カタリ派の思想は、須貝の言葉として記されています。

「仏教でも釈迦の死そのものより、教えのほうが大切なのは論をまたない。釈迦は人の常として当然死ぬ。ところがその教えと言葉こそは、真実を見透す光として、永遠に生き続ける。一方ローマ教会は、キリストの死までも利用する。その証拠に、現代においてもカトリック教会には必ずキリストの磔刑像がある。カタリ派はそうした偶像を徹底的に排除していた。」

あるいは、神は人間の罪の生贄としてキリストを地上に遣わした、これが神の愛だという教えに批判的な須貝の考えとしても記されています。

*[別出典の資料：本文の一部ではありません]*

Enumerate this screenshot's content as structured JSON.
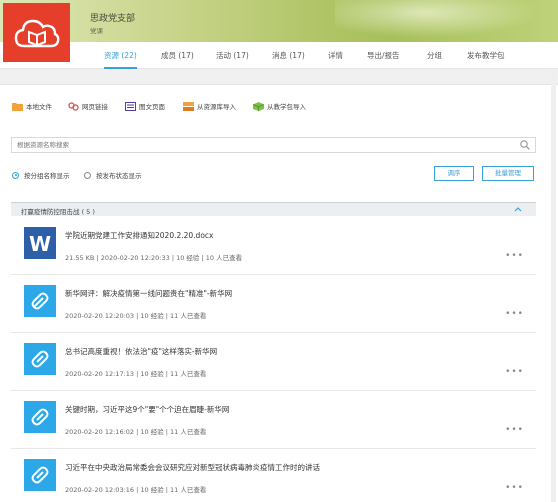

「人はいくつもの罪を犯すのは確かだ。しかしそれを日々償っていくのは自分たちであり、生贄などは必要としない。日々の生活が償いなのだ。この信仰を実践するには、特殊な場所、つまり大きな教会など必要としない。暮らしの場がそのまま信仰の場だった。」

さらに、興味深く読みましたが、異端審問のやり取りが、発見された古文書の中に記されています。(もちろん、この作品が創造した古文書の一節です。念のため。)

審問官の大司教の問いに、カタリ派の聖職者は答えます。

祈りは、教会の中ではなく、洞窟、小屋の中、森の空き地でなされるべきで、なぜなら「二人または三人がわたしの名によって集まるところには、わたしもその中にいる」(マタイ18-20)からであり、「わたしを愛する人は、私の言葉を守る。わたしの父はその人を愛され、父とわたしとはその人のところに行き、一緒に住む。」(ヨハネ14-23)と福音書を引用しつつ、大司教に向かって権威の象徴である衣や帽子、さらに教会や大聖堂に神は宿っていないと諭します。(なお福音書は、作品からではなく新共同訳からの引用に変えました。)

こうした神学論争で挑むのではなく、当時のカトリック教会は武力弾圧を選択したわけです。私自身、一人のカトリック信者として、異端審問という歴史的事実に向き合う必要をあらためて感じました。

ミステリーですので、ストーリーの詳細は省きますが、最後までハラハラしながら読み終えることができました。作品に堪能するとともに、歴史への興味をさらに引き出してくれました。